FRANKFURT-Shares in Germany's Lanxess AG jumped Monday on news the chemicals company would buy U.S.-based Chemtura Corp. for ?2.4 billion ($2.7 billion), in a deal that should help it expand beyond its synthetic rubber business.
At 1300 GMT, shares in the midcap company were up 7.7% at ?52.44, topping the MDAX index.
Lanxess said the acquisition-its largest ever-would expand its activities in additives for lubricants and flame retardants and strengthen business in North America. The value of the deal corresponds to roughly $33.50 per share of Chemtura. That represents an 18.9% premium to the stock's closing price of $28.18 on Sept. 23, Chemtura said.
The acquisition adds to a crowd of outbound deals by German companies this year. This month, Lanxess's former parent company, Bayer AG, announced a $57 billion agreement to buy Monsanto Co. in the U.S., putting 2016 on track to be the biggest year for German outbound M&A since 2007, according to data from Dealogic.
Lanxess hasn't made a secret of being on the hunt for acquisitions. The Chemtura buy is part of its strategy to move further away from its synthetic rubber business, which has been pinched by overcapacity and has a high exposure to the car and tire industry. In September last year, the company sold a 50% stake in the business to Saudi Aramco for ?1.2 billion.
"With this acquisition, we are forming a major global player in the field of additives and are significantly strengthening our already profitable portfolio," Lanxess Chief Executive Matthias Zachert said.
Lanxess now counts among its core activities high performance plastics, ingredients for drugs, pigments for construction materials, and water treatment technologies.
The German company plans to fund the deal with existing liquidity and issuing new debt. Lanxess said it secured bridge financing, which will quickly be refinanced via senior bonds and a hybrid bond.
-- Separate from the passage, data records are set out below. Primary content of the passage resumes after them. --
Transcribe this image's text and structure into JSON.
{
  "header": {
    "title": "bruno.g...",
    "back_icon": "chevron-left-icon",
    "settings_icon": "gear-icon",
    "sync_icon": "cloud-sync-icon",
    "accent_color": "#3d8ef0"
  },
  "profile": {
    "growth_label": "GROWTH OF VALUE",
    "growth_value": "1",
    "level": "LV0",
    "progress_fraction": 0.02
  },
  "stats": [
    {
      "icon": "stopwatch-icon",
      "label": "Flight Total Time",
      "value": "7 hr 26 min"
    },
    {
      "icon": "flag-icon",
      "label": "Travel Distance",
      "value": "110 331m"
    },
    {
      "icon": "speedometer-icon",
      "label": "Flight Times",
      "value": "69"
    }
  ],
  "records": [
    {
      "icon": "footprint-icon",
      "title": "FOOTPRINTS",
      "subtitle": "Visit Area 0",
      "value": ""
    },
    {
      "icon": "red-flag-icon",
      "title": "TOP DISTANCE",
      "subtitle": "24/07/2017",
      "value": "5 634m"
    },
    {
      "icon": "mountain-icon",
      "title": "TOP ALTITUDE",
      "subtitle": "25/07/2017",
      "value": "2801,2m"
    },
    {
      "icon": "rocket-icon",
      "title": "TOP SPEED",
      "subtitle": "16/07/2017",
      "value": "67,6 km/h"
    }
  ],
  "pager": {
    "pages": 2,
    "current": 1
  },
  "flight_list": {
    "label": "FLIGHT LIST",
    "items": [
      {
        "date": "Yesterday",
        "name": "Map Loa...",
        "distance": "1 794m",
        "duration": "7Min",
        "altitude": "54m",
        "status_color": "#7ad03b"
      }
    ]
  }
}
The deal, which is subject to approval from Chemtura shareholders and antitrust authorities, is expected to close around mid-2017.
To preserve liquidity, Lanxess said it would scrap a share buyback announced earlier this year.
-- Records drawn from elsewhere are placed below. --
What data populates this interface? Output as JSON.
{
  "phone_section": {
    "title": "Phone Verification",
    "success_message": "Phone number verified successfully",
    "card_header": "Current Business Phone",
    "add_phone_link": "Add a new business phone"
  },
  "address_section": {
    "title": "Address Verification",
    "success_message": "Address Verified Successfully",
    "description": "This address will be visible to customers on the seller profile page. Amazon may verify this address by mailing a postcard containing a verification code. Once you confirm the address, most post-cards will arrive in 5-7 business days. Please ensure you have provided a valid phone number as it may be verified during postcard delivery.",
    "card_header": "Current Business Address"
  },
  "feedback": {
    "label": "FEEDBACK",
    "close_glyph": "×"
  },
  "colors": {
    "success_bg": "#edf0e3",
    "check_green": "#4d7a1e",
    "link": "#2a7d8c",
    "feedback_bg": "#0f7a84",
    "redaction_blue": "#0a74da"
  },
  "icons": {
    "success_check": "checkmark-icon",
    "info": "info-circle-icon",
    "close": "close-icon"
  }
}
The acquisition of Chemtura would be Lanxess's second acquisition of a U.S.-based company. Earlier this year, it bought the cleaning and disinfectant specialist business of Chemours for roughly ?210 million. Previous acquisitions included the 2010 takeover of DSM Elastomers for about ?310 million and Brazil's rubber maker Petroflex in 2008 for ?280 million.
"Given the business fit of the two companies and the reasonable price tag, we regard Lanxess's move as a positive one," said Oliver Schwarz of Warburg Research. He said the company's aim of achieving 100 million euros in recurring synergies was "ambitious, but achievable."
Mr. Zachert said he didn't expect any major antitrust hurdles to closing the deal. On a conference call, he said he couldn't rule out rival bidders for Chemtura, but didn't expect another company could offer the same complementarity and synergy potential.